Sobre este texto se basan justamente los historiadores, pero con un límite para ellos infranqueable. Los historiadores, aun los mejor intencionados y más respetuosos con las vicisitudes de la historia de Francisco, como ha sido entre los italianos Raoul Manselli, no consiguen captar el porqué último de su cambio radical. Se quedan -y justamente por respeto a su método- en el umbral, hablando de un "secreto de Francisco", destinado a quedar tal para siempre.

Lo que se consigue constatar, dicen los historiadores, es la decisión de Francisco de cambiar su estatus social. Perteneciendo como pertenecía a la clase acomodada, que contaba en la ciudad por nobleza o riqueza, él eligió colocarse en el extremo opuesto, compartiendo la vida de los últimos, de los que no contaban nada, los llamados "menores", afligidos por cualquier género de pobreza.

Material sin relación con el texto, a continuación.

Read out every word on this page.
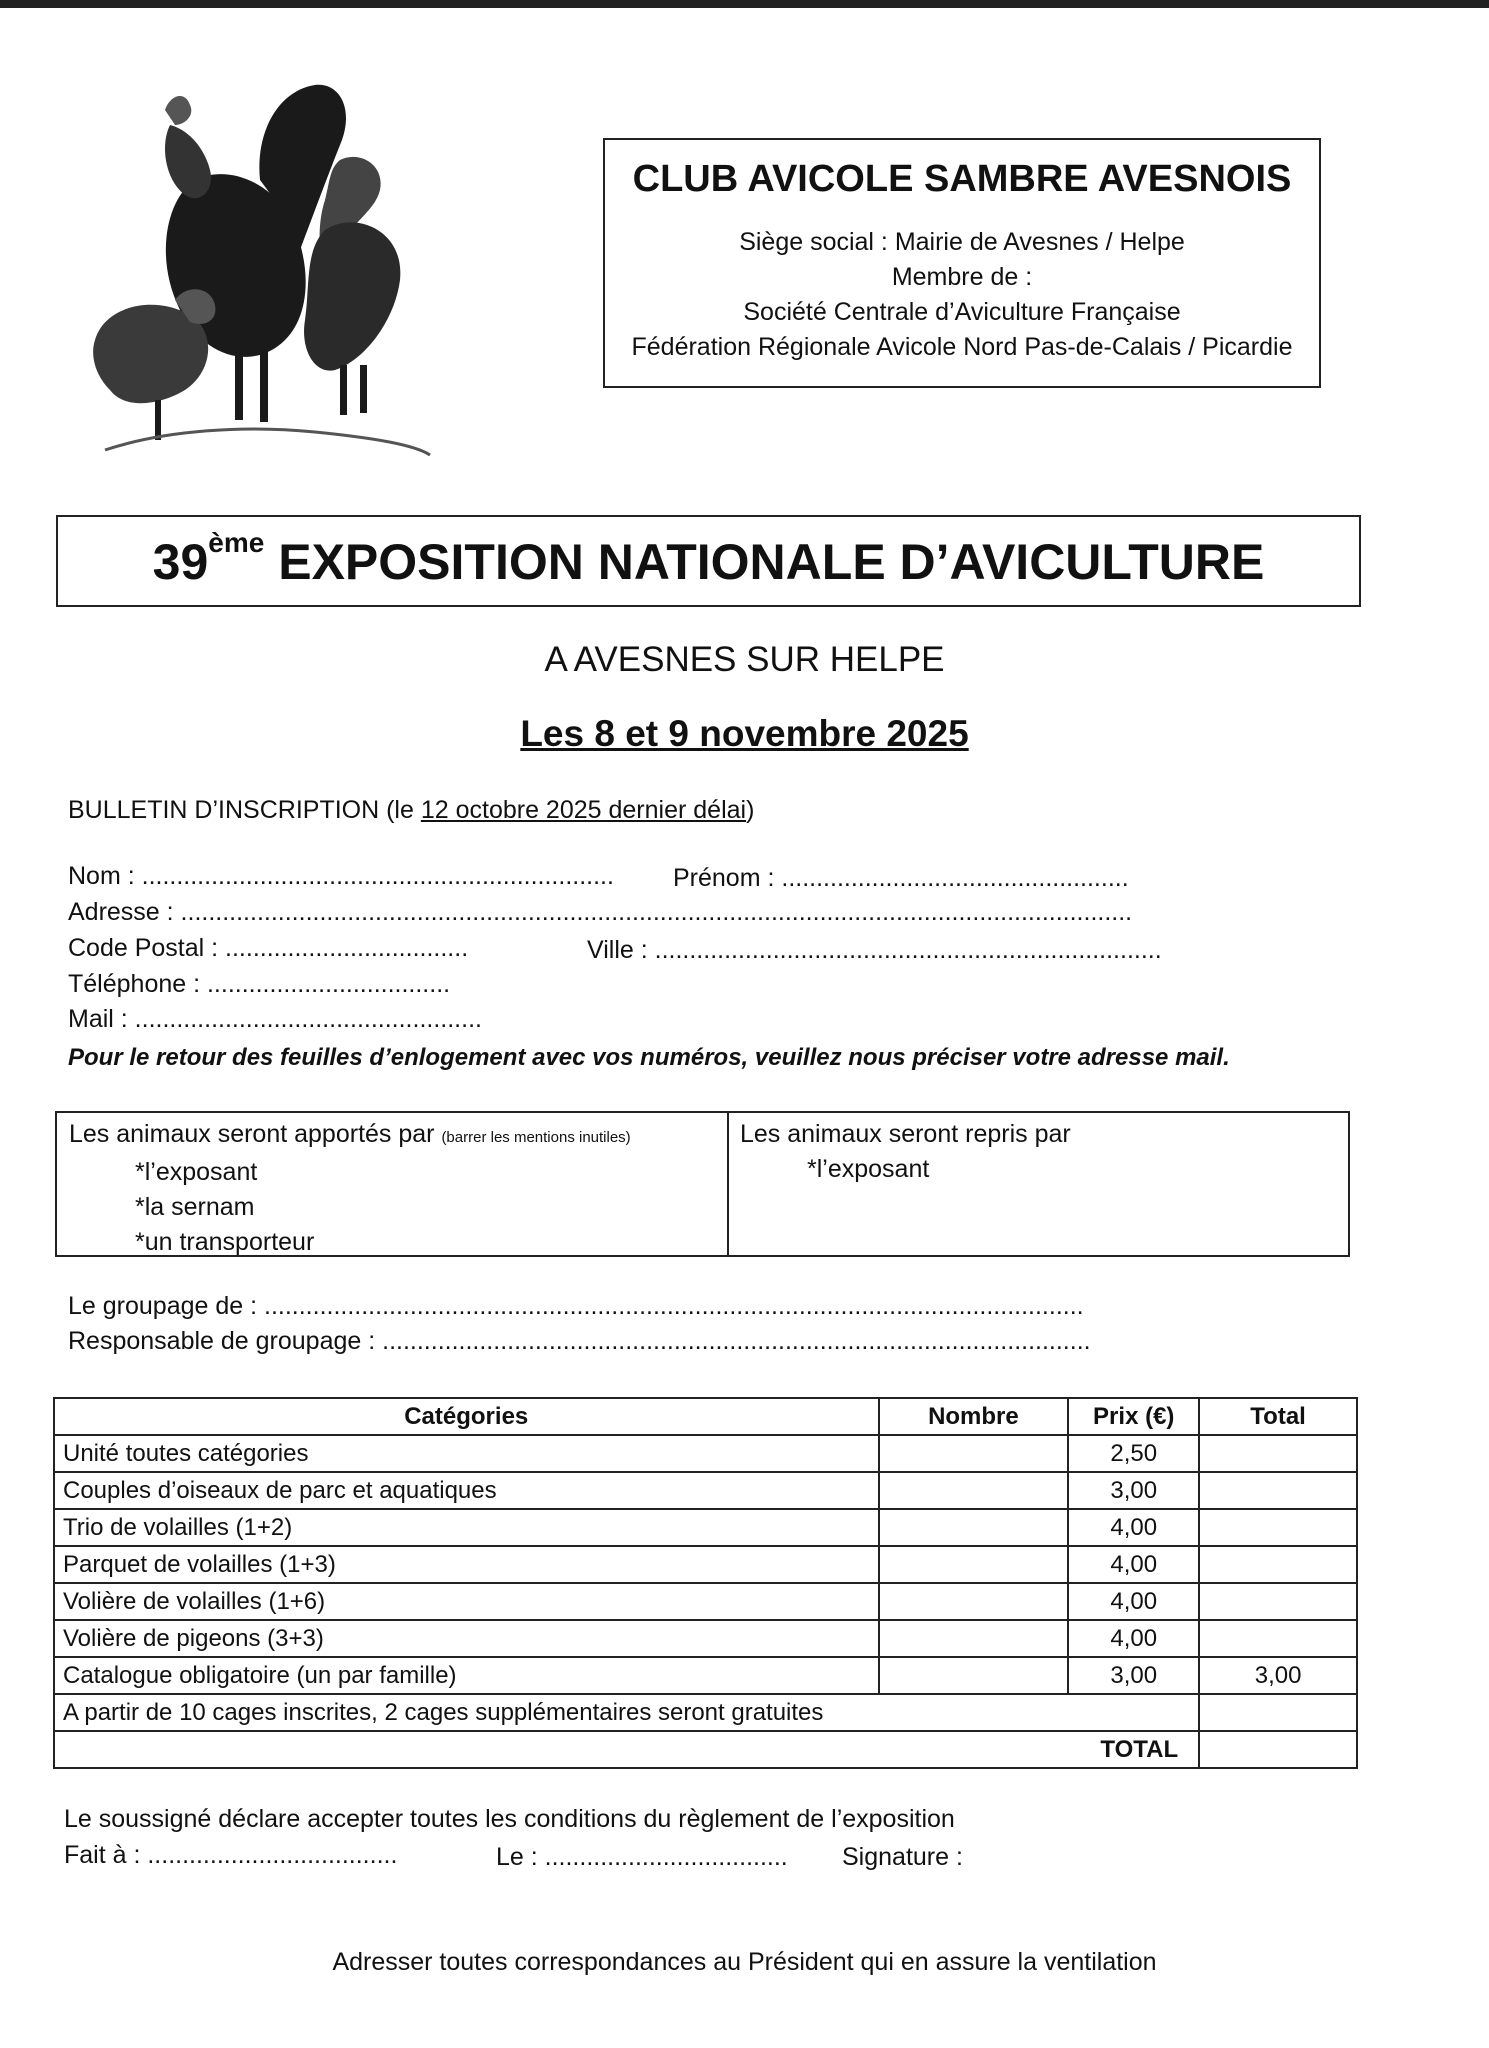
CLUB AVICOLE SAMBRE AVESNOIS
Siège social : Mairie de Avesnes / Helpe
Membre de :
Société Centrale d’Aviculture Française
Fédération Régionale Avicole Nord Pas-de-Calais / Picardie
39ème EXPOSITION NATIONALE D’AVICULTURE
A AVESNES SUR HELPE
Les 8 et 9 novembre 2025
BULLETIN D’INSCRIPTION (le 12 octobre 2025 dernier délai)
Nom : .................................................................... Prénom : ..................................................
Adresse : .........................................................................................................................................
Code Postal : ...................................	Ville : .........................................................................
Téléphone : ...................................
Mail : ..................................................
Pour le retour des feuilles d’enlogement avec vos numéros, veuillez nous préciser votre adresse mail.
Les animaux seront apportés par (barrer les mentions inutiles)
*l’exposant
*la sernam
*un transporteur
Les animaux seront repris par
*l’exposant
Le groupage de : ......................................................................................................................
Responsable de groupage : ......................................................................................................
Catégories	Nombre	Prix (€)	Total
Unité toutes catégories		2,50	
Couples d’oiseaux de parc et aquatiques		3,00	
Trio de volailles (1+2)		4,00	
Parquet de volailles (1+3)		4,00	
Volière de volailles (1+6)		4,00	
Volière de pigeons (3+3)		4,00	
Catalogue obligatoire (un par famille)		3,00	3,00
A partir de 10 cages inscrites, 2 cages supplémentaires seront gratuites			
TOTAL			
Le soussigné déclare accepter toutes les conditions du règlement de l’exposition
Fait à : ....................................	Le : ................................... Signature :
Adresser toutes correspondances au Président qui en assure la ventilation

Los historiadores insisten justamente en el hecho de que Francisco, al principio, no eligió la pobreza y menos aún el pauperismo; ¡eligió a los pobres! El cambio estuvo motivado más por el mandamiento: «Ama a tu prójimo como a ti mismo» (Mt 22,39), que no por el consejo: «Si quieres ser perfecto, anda, vende tus bienes, da el dinero a los pobres..., y luego ven y sígueme» (Mt 19,21). Era la compasión hacia la gente pobre, más que la búsqueda de la propia perfección, lo que lo movía, la caridad más que la pobreza.

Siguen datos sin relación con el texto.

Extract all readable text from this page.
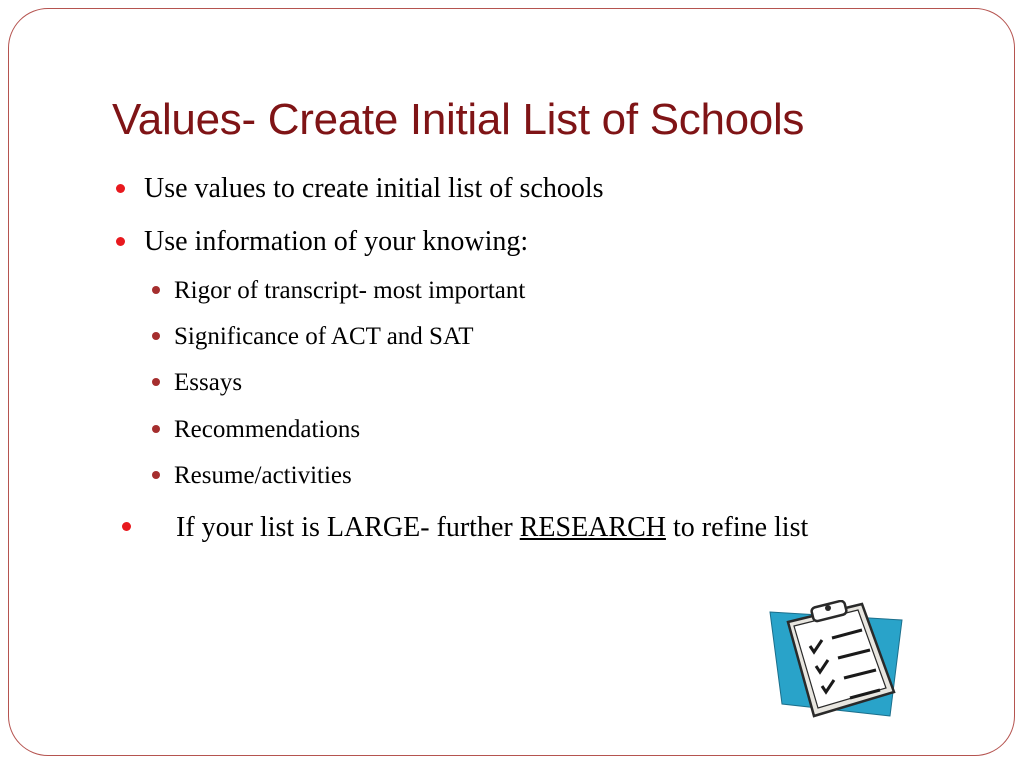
Values- Create Initial List of Schools
Use values to create initial list of schools
Use information of your knowing:
Rigor of transcript- most important
Significance of ACT and SAT
Essays
Recommendations
Resume/activities
If your list is LARGE- further RESEARCH to refine list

Todo esto es verdad, pero no toca todavía el fondo del problema. Es el efecto del cambio, no su causa. La opción verdadera es mucho más radical: no se trató de elegir entre riqueza y pobreza, ni entre ricos y pobres, entre la pertenencia a una clase más que a otra, sino de elegir entre sí mismo y Dios, entre salvar la propia vida o perderla por el Evangelio.

Ha habido algunos (por ejemplo, en tiempos cercanos a nosotros, Simone Weil) que han llegado a Cristo partiendo del amor a los pobres, y ha habido otros que han llegado a los pobres partiendo del amor a Cristo. Francisco pertenece a estos segundos. El motivo profundo de su conversión no es de naturaleza social, sino evangélica. Jesús había formulado su ley de una vez por todas con una de las frases más solemnes y ciertamente más auténticas del Evangelio:

«El que quiera venir en pos de mí que se niegue a sí mismo, que cargue con su cruz y me siga. Porque quien quiera salvar su vida, la perderá; pero el que la pierda por mí, la encontrará» (Mt 16,24-25).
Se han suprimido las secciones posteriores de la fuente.